A Quiet Refutation of ‘Net Zero’ Carbon Emissions

Two energy reports show the U.S. is burdening and dismantling its grid to achieve an impossible goal

By Steve Milloy. He is a senior fellow with the Energy and Environment Legal Institute. Excerpts:

"In September, the Electric Power Research Institute, the research arm of the U.S. electric utility industry, released a report titled “Net-Zero 2050: U.S. Economy-Wide Deep Decarbonization Scenario Analysis.”

The EPRI report concludes that the utility industry can’t attain net zero. “This study shows that clean electricity plus direct electrification and efficiency . . . are not sufficient by themselves to achieve net-zero economy-wide emissions.”
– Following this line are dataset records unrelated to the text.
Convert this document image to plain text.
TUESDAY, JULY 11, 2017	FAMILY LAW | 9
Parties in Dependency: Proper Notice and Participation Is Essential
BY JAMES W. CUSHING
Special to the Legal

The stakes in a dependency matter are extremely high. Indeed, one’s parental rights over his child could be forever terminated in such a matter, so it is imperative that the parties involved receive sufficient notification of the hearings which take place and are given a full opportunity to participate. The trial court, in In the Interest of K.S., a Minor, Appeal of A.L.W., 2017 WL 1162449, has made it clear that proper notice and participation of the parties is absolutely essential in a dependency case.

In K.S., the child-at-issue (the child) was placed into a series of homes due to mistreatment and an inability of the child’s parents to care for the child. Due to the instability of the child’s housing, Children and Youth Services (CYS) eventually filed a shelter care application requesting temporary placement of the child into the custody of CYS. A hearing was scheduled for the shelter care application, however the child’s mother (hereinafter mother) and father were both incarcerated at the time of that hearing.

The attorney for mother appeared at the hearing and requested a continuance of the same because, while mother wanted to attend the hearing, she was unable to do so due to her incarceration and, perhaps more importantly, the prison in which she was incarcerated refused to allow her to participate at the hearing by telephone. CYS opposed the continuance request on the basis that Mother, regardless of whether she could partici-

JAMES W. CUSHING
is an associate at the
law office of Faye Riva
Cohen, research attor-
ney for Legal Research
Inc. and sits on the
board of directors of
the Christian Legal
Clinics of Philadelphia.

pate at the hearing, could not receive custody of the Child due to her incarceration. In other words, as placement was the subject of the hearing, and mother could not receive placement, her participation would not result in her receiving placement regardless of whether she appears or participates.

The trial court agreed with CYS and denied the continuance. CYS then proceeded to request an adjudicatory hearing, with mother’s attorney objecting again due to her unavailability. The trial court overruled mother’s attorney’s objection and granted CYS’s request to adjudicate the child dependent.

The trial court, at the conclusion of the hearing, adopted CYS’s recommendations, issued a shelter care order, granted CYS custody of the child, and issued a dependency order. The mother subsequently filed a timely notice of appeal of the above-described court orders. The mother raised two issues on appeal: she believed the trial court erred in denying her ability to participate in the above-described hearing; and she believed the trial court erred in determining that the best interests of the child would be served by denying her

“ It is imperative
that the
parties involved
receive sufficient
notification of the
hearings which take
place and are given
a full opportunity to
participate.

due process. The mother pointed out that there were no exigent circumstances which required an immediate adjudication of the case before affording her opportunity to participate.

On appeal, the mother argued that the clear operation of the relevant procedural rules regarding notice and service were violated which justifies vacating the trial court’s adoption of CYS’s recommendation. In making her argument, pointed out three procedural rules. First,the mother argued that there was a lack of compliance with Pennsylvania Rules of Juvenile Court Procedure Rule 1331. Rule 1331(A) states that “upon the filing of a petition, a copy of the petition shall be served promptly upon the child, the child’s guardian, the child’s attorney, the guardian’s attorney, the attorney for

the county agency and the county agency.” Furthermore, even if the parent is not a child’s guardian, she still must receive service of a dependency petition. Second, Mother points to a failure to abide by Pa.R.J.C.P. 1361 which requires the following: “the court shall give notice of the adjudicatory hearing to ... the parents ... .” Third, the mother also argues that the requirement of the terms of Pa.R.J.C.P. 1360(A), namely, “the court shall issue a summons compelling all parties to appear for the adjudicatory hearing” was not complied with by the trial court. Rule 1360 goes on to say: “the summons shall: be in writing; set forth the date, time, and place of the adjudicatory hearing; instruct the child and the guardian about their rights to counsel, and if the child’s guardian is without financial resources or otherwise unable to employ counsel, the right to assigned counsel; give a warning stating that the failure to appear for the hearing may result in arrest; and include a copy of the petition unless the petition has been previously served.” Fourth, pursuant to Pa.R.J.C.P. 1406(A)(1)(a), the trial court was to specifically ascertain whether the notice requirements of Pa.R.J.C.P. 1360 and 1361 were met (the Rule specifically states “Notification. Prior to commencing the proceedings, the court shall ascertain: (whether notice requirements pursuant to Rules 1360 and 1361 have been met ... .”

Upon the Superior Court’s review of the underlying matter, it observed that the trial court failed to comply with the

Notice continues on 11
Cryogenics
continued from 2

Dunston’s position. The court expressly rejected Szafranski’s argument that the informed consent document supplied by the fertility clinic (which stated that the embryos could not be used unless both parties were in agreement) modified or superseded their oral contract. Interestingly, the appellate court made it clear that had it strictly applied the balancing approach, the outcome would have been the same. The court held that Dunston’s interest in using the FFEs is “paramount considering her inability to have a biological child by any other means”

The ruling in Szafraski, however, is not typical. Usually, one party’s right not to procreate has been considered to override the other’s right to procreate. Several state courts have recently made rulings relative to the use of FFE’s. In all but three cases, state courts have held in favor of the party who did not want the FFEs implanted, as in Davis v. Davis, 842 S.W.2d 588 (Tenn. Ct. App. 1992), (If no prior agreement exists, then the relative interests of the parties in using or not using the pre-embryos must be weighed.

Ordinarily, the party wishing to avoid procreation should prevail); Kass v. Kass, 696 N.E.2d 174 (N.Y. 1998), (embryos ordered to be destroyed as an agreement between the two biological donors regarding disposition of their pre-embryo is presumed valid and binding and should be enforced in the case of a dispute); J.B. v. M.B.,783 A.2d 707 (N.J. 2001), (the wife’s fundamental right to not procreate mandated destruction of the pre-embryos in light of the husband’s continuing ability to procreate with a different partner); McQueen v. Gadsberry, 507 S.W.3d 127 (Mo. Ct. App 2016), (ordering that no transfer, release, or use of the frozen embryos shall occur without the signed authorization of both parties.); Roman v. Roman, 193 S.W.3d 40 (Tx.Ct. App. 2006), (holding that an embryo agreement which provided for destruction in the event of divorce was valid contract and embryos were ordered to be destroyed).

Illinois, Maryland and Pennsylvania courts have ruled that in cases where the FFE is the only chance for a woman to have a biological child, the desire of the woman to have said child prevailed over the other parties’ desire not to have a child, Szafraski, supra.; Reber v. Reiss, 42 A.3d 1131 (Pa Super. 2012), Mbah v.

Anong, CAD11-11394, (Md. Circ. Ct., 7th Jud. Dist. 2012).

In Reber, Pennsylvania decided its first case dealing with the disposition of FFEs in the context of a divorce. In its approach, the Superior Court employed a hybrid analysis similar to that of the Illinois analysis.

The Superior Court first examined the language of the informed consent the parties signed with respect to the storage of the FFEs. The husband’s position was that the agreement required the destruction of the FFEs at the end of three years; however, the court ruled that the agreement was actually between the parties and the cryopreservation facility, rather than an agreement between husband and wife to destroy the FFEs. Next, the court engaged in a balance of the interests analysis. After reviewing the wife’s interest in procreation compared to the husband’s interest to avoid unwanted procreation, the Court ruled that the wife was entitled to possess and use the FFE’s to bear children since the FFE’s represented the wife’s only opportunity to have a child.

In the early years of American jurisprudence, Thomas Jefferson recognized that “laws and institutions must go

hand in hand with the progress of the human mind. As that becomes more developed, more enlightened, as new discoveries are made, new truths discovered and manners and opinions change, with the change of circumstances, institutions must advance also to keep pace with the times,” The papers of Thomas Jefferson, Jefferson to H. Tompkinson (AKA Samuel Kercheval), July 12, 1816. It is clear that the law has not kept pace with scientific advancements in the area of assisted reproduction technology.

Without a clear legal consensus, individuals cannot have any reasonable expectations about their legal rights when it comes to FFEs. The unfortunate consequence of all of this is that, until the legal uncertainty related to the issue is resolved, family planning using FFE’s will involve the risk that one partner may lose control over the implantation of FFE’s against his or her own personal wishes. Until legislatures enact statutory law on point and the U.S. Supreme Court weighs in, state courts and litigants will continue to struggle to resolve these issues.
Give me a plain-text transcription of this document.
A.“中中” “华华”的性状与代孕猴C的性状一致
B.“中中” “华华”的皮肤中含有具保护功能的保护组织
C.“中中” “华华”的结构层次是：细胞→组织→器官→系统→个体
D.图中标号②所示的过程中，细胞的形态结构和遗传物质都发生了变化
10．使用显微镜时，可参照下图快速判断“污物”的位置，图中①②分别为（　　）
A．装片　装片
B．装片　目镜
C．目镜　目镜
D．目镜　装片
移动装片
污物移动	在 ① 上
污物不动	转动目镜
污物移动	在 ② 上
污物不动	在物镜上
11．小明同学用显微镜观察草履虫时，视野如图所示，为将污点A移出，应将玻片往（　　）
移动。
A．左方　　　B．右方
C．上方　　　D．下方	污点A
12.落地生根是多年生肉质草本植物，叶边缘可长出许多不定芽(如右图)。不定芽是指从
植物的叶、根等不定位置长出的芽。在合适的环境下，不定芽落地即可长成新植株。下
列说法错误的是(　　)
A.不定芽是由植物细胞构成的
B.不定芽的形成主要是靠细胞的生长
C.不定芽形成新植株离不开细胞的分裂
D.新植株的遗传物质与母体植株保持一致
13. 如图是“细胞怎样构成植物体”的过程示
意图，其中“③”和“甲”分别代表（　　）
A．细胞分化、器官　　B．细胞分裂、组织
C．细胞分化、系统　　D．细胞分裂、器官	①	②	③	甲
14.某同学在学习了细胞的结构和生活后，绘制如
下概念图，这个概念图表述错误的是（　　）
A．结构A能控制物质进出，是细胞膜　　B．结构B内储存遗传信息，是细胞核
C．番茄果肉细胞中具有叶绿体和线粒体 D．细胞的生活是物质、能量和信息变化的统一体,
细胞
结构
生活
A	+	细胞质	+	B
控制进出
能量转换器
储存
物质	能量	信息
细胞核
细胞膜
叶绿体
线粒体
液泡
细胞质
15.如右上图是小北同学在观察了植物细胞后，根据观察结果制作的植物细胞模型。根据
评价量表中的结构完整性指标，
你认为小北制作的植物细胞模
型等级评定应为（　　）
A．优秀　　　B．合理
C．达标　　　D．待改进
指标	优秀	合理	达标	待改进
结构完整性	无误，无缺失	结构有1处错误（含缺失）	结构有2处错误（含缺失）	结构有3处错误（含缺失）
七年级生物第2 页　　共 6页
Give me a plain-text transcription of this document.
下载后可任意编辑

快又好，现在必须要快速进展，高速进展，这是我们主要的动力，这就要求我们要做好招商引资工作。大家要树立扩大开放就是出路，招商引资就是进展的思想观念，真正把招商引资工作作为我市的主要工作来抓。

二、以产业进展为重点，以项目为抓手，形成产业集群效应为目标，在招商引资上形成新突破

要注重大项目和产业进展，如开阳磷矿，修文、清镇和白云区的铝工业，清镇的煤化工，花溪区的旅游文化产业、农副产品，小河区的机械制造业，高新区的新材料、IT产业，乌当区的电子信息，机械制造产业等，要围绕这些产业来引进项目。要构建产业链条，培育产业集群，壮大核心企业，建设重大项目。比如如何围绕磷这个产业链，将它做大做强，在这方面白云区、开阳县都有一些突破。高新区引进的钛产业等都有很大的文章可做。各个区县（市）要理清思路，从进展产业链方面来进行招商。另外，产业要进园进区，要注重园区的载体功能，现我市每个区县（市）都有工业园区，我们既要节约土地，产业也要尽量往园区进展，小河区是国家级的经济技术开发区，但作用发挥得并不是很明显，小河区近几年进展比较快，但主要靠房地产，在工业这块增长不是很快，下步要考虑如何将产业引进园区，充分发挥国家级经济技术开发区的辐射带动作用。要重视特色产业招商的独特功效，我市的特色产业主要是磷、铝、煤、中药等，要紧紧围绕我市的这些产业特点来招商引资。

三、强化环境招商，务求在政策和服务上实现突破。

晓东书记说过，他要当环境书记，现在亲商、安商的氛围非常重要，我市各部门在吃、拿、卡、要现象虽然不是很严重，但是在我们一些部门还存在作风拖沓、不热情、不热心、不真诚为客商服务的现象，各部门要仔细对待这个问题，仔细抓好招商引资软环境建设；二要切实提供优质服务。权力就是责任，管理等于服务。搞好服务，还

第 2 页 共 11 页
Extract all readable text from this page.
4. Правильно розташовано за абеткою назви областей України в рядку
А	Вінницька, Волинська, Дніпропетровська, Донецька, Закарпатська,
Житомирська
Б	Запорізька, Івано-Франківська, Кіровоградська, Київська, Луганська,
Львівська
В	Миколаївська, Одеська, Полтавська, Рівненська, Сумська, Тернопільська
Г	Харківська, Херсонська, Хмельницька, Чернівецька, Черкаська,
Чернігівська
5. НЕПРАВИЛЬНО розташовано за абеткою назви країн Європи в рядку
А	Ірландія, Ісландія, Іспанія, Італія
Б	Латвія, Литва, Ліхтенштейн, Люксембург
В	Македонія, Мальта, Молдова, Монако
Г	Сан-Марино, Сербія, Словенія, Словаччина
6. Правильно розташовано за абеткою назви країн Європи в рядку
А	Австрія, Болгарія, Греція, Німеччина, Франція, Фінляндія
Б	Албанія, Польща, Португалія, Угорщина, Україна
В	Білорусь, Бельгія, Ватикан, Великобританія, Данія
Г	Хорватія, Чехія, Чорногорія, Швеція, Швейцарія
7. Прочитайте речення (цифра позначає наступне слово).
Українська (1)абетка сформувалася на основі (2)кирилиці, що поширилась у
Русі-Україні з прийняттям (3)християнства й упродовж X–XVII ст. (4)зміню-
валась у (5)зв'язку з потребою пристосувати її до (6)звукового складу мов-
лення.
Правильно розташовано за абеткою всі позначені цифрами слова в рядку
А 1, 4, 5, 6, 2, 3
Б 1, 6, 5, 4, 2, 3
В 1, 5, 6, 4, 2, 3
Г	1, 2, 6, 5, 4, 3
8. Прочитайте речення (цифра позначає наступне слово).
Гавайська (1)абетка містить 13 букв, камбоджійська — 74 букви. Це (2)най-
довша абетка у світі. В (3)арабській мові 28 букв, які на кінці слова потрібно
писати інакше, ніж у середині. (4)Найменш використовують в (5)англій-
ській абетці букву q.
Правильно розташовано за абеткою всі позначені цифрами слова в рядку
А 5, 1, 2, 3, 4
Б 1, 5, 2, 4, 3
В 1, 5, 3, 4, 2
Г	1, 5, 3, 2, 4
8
"In other words, no amount of wind turbines, solar panels, hydropower, nuclear power, battery power, electrification of fossil-fuel technologies or energy-efficiency technologies will get us to net zero by 2050.

Even to achieve “deep decarbonization”—which isn’t net zero—by 2050, EPRI says, “a broad portfolio of options that includes low-carbon fuels and carbon removal technologies will be required.”

But “low-carbon fuels”—efficient biofuels—don’t exist. “Carbon removal technologies” aren’t possible to scale up, and if they were, it would cost about $1 quadrillion—a million billion dollars—at today’s prices to remove the 1.6 trillion tons of atmospheric carbon dioxide that U.S. climate envoy John Kerry said needs to be sucked “out of the atmosphere even after we get to net zero.”

There’s more. The EPRI report states: “This study does not include a detailed assessment of factors such as supply chain constraints [and] operational reliability and resiliency” of a net-zero electricity grid."

"The other recent report is “2022 Long-Term Reliability Assessment” from the North American Electric Reliability Corp., a government-certified grid-reliability and standard-setting group. NERC concluded that fossil-fuel plants are being removed from the grid too fast to meet continuing electricity demand, and that is putting most of the country at risk of grid failure and blackouts during extreme weather. The U.S. just got another taste of this during the Christmas electric-grid emergency."